Installing additional language packs

OCRmyPDF uses Tesseract for OCR, and relies on its language packs for all languages. On most platforms, English is installed with Tesseract by default, but not always.

Tesseract supports most languages. Languages are identified by standardized three-letter codes (called ISO 639-2 Alpha-3). Tesseract’s documentation also lists the three-letter code for your language. Some are anglicized, e.g. Spanish is spa rather than esp, while others are not, e.g. German is deu.

After you have installed a language pack, you can use it ocrmypdf -l <language>, for example ocrmypdf -l spa. For multilingual documents, you can specify all languages to be expected, e.g. ocrmypdf -l eng+fra for English and French. English is assumed by default unless other language(s) are specified.
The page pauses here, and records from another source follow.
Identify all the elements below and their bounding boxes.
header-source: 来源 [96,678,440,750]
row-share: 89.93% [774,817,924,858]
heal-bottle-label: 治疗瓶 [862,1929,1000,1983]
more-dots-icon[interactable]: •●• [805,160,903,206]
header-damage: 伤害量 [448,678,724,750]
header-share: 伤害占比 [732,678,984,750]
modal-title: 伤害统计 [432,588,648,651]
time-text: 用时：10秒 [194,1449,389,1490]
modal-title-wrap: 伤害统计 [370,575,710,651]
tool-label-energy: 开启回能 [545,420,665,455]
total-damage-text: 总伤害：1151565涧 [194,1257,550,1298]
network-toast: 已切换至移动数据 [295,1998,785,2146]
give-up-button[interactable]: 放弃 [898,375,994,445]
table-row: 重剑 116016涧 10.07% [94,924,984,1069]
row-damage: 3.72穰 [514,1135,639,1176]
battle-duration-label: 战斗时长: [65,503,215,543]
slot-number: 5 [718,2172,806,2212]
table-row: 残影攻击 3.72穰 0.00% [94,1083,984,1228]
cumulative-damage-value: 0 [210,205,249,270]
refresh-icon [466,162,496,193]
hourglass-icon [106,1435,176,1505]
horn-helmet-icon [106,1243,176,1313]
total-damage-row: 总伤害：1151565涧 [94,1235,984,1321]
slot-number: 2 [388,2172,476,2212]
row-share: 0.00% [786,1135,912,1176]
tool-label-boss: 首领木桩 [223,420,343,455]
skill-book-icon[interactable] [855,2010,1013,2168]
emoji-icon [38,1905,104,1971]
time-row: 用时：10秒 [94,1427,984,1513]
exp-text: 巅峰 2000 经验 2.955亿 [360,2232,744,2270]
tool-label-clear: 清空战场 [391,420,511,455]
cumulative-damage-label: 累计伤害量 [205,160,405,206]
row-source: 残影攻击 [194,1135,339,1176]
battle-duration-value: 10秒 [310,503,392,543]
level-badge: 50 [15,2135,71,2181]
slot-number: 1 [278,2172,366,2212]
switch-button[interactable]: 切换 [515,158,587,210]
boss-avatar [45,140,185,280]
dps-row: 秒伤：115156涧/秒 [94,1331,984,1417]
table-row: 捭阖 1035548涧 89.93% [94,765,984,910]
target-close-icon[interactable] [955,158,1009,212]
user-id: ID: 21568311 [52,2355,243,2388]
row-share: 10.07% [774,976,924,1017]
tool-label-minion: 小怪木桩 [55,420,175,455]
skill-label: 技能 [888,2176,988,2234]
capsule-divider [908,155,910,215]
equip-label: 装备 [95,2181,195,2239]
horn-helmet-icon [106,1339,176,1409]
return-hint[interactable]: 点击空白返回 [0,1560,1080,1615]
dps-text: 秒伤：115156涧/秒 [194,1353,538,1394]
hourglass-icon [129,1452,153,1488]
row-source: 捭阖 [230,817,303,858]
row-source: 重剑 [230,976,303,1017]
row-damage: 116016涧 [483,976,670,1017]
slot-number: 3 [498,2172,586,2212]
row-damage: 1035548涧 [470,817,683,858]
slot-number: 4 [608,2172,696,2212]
For Linux users, you can often find packages that provide language packs:

Debian and Ubuntu users

# Display a list of all Tesseract language packs
apt-cache search tesseract-ocr

# Install Chinese Simplified language pack
apt-get install tesseract-ocr-chi-sim

You can then pass the -l LANG argument to OCRmyPDF to give a hint as to what languages it should search for. Multiple languages can be requested using either -l eng+fre (English and French) or -l eng -l fre.

Fedora users

# Display a list of all Tesseract language packs
dnf search tesseract

# Install Chinese Simplified language pack
dnf install tesseract-langpack-chi_sim

You can then pass the -l LANG argument to OCRmyPDF to give a hint as to what languages it should search for. Multiple languages can be requested using either -l eng+fre (English and French) or -l eng -l fre.

macOS users

You can install additional language packs by installing Tesseract using Homebrew with all language packs.

Docker users

Users of the OCRmyPDF Docker image should install language packs into a derived Docker image as described in that section.

Windows users

The Tesseract installer provided by Chocolatey already includes 100 languages.